Essential
Cognitive Foundations for School Readiness

Concerns about school readiness often cause parents and caregivers to emphasize academic skills during the preschool years. In the year before kindergarten, it may be possible for children to learn to count and to learn letter names and some letter sounds. However, these are not really the important skills for kindergarten readiness. Children can learn numbers and letters easily once they enter kindergarten or first grade. There are much more important things to learn during the preschool years, things that will provide a more important foundation for school success. These are what we call the essential cognitive foundations.

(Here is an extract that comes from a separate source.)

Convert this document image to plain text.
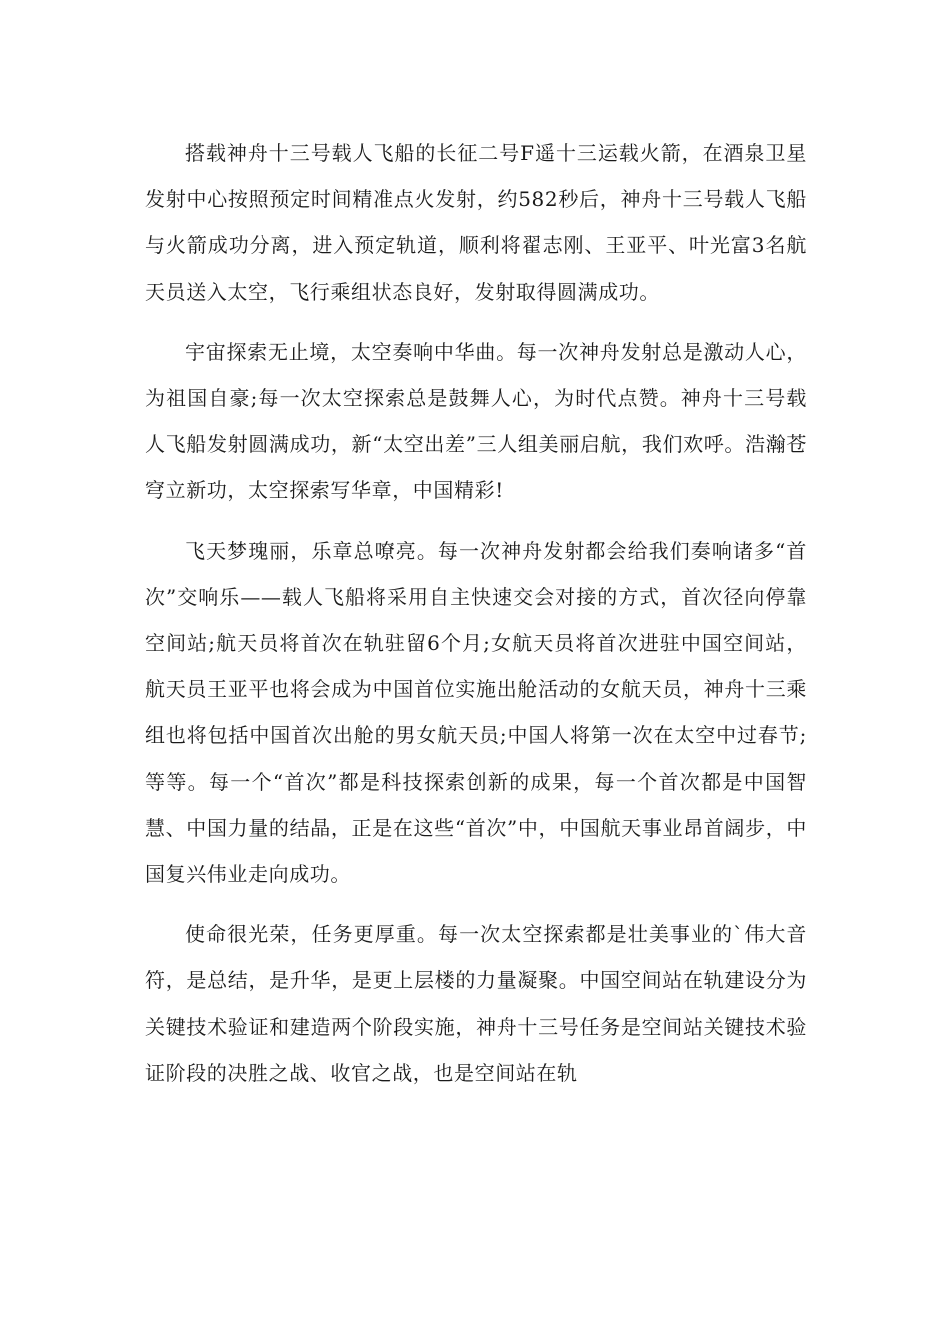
搭载神舟十三号载人飞船的长征二号F遥十三运载火箭，在酒泉卫星发射中心按照预定时间精准点火发射，约582秒后，神舟十三号载人飞船与火箭成功分离，进入预定轨道，顺利将翟志刚、王亚平、叶光富3名航天员送入太空，飞行乘组状态良好，发射取得圆满成功。

宇宙探索无止境，太空奏响中华曲。每一次神舟发射总是激动人心，为祖国自豪;每一次太空探索总是鼓舞人心，为时代点赞。神舟十三号载人飞船发射圆满成功，新“太空出差”三人组美丽启航，我们欢呼。浩瀚苍穹立新功，太空探索写华章，中国精彩!

飞天梦瑰丽，乐章总嘹亮。每一次神舟发射都会给我们奏响诸多“首次”交响乐——载人飞船将采用自主快速交会对接的方式，首次径向停靠空间站;航天员将首次在轨驻留6个月;女航天员将首次进驻中国空间站，航天员王亚平也将会成为中国首位实施出舱活动的女航天员，神舟十三乘组也将包括中国首次出舱的男女航天员;中国人将第一次在太空中过春节;等等。每一个“首次”都是科技探索创新的成果，每一个首次都是中国智慧、中国力量的结晶，正是在这些“首次”中，中国航天事业昂首阔步，中国复兴伟业走向成功。

使命很光荣，任务更厚重。每一次太空探索都是壮美事业的`伟大音符，是总结，是升华，是更上层楼的力量凝聚。中国空间站在轨建设分为关键技术验证和建造两个阶段实施，神舟十三号任务是空间站关键技术验证阶段的决胜之战、收官之战，也是空间站在轨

These Essential Cognitive Foundations include:
  • a strong knowledge base sufficient to support comprehension, drawing inferences, and making predictions,
  • problem solving skills,
  • a growing ability to "inter-translate" between language and mental representations so that knowledge and thoughts can be expressed in language (productive language) and knowledge can be formed on the basis of incoming information (receptive language),
  • a set of attitudinal and self-management skills that include attention management, comprehension monitoring, and persistence.
Children with these cognitive foundations in place will be ready to meet the intellectual demands associated with formal schooling. Capable kindergarten and first-grade teachers will find it relatively easy to teach early reading and number skills to children who have a rich knowledge base, good language skills, listening comprehension and attention management skills, and a positive attitude toward learning and toward themselves as learners.